Highly Promising 2D/1D BP‐C/CNT Bionic Opto‐Olfactory Co‐Sensory Artificial Synapses for Multisensory Integration

Abstract The development of high‐performance artificial synaptic neuromorphic devices poses a significant challenge in the creation of biomimetic sensing neural systems that seamlessly integrate both sensory and computational functionalities. In pursuit of this objective, promising bionic opto‐olfactory co‐sensory artificial synapse devices are constructed utilizing the BP‐C/CNT (2D/1D) hybrid filter membrane as the resistive layer.

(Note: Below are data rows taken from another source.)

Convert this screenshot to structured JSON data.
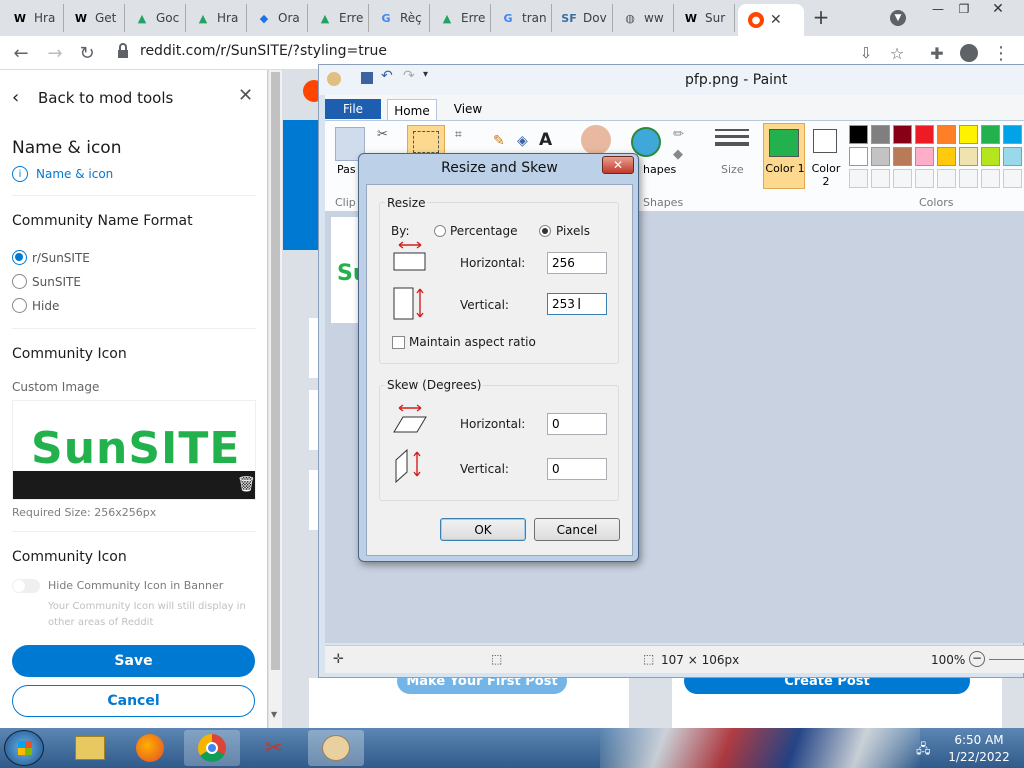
{
  "browser": {
    "tabs": [
      {
        "icon": "W",
        "label": "Hra"
      },
      {
        "icon": "W",
        "label": "Get"
      },
      {
        "icon": "▲",
        "label": "Goc"
      },
      {
        "icon": "▲",
        "label": "Hra"
      },
      {
        "icon": "◆",
        "label": "Ora"
      },
      {
        "icon": "▲",
        "label": "Erre"
      },
      {
        "icon": "G",
        "label": "Rèç"
      },
      {
        "icon": "▲",
        "label": "Erre"
      },
      {
        "icon": "G",
        "label": "tran"
      },
      {
        "icon": "SF",
        "label": "Dov"
      },
      {
        "icon": "◍",
        "label": "ww"
      },
      {
        "icon": "W",
        "label": "Sur"
      }
    ],
    "active_tab_icon": "reddit-icon",
    "url": "reddit.com/r/SunSITE/?styling=true"
  },
  "mod_panel": {
    "back_label": "Back to mod tools",
    "section_title": "Name & icon",
    "section_subtitle": "Name & icon",
    "name_format_heading": "Community Name Format",
    "name_options": [
      {
        "label": "r/SunSITE",
        "selected": true
      },
      {
        "label": "SunSITE",
        "selected": false
      },
      {
        "label": "Hide",
        "selected": false
      }
    ],
    "icon_heading": "Community Icon",
    "custom_image_label": "Custom Image",
    "preview_text": "SunSITE",
    "required_size": "Required Size: 256x256px",
    "icon_heading_2": "Community Icon",
    "hide_toggle_label": "Hide Community Icon in Banner",
    "hide_toggle_help": "Your Community Icon will still display in other areas of Reddit",
    "save_label": "Save",
    "cancel_label": "Cancel"
  },
  "paint": {
    "title": "pfp.png - Paint",
    "file_tab": "File",
    "home_tab": "Home",
    "view_tab": "View",
    "paste_label": "Pas",
    "clip_label": "Clip",
    "shapes_label": "hapes",
    "shapes_group": "Shapes",
    "size_label": "Size",
    "color1_label": "Color 1",
    "color2_label": "Color 2",
    "colors_group": "Colors",
    "canvas_text": "Su",
    "status_size": "107 × 106px",
    "zoom": "100%",
    "palette": [
      "#000000",
      "#7f7f7f",
      "#880015",
      "#ed1c24",
      "#ff7f27",
      "#fff200",
      "#22b14c",
      "#00a2e8",
      "#ffffff",
      "#c3c3c3",
      "#b97a57",
      "#ffaec9",
      "#ffc90e",
      "#efe4b0",
      "#b5e61d",
      "#99d9ea"
    ],
    "color1": "#22b14c",
    "color2": "#ffffff",
    "background_buttons": [
      "Make Your First Post",
      "Create Post"
    ]
  },
  "dialog": {
    "title": "Resize and Skew",
    "resize_group": "Resize",
    "by_label": "By:",
    "percentage_label": "Percentage",
    "pixels_label": "Pixels",
    "resize_horizontal_label": "Horizontal:",
    "resize_horizontal_value": "256",
    "resize_vertical_label": "Vertical:",
    "resize_vertical_value": "253",
    "maintain_label": "Maintain aspect ratio",
    "skew_group": "Skew (Degrees)",
    "skew_horizontal_label": "Horizontal:",
    "skew_horizontal_value": "0",
    "skew_vertical_label": "Vertical:",
    "skew_vertical_value": "0",
    "ok_label": "OK",
    "cancel_label": "Cancel"
  },
  "taskbar": {
    "time": "6:50 AM",
    "date": "1/22/2022"
  }
}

Experimental results demonstrated that the devices seamlessly integrated the light modulation, gas detection, and biological synaptic functions into a single device while addressing the challenge with separating artificial synaptic devices from sensors. These devices offered the following advantages: 1) Simulating visual synapses, they can effectively replicate fundamental synaptic functions under both electrical and optical stimulation. 2) By emulating olfactory synapse responses to specific gases, they can achieve ultra‐low detection limits and rapid identification of ethanol and acetone gases. 3) They enable photo‐olfactory co‐sensing simulations that mimic synaptic function under light‐modulated pulse conditions in distinct gas environments, facilitating the study of synaptic learning rules and Pavlovian responses. This work provides a pioneering approach for exploring highly stable 2D BP‐based optoelectronics and advancing the development of biomimetic neural systems.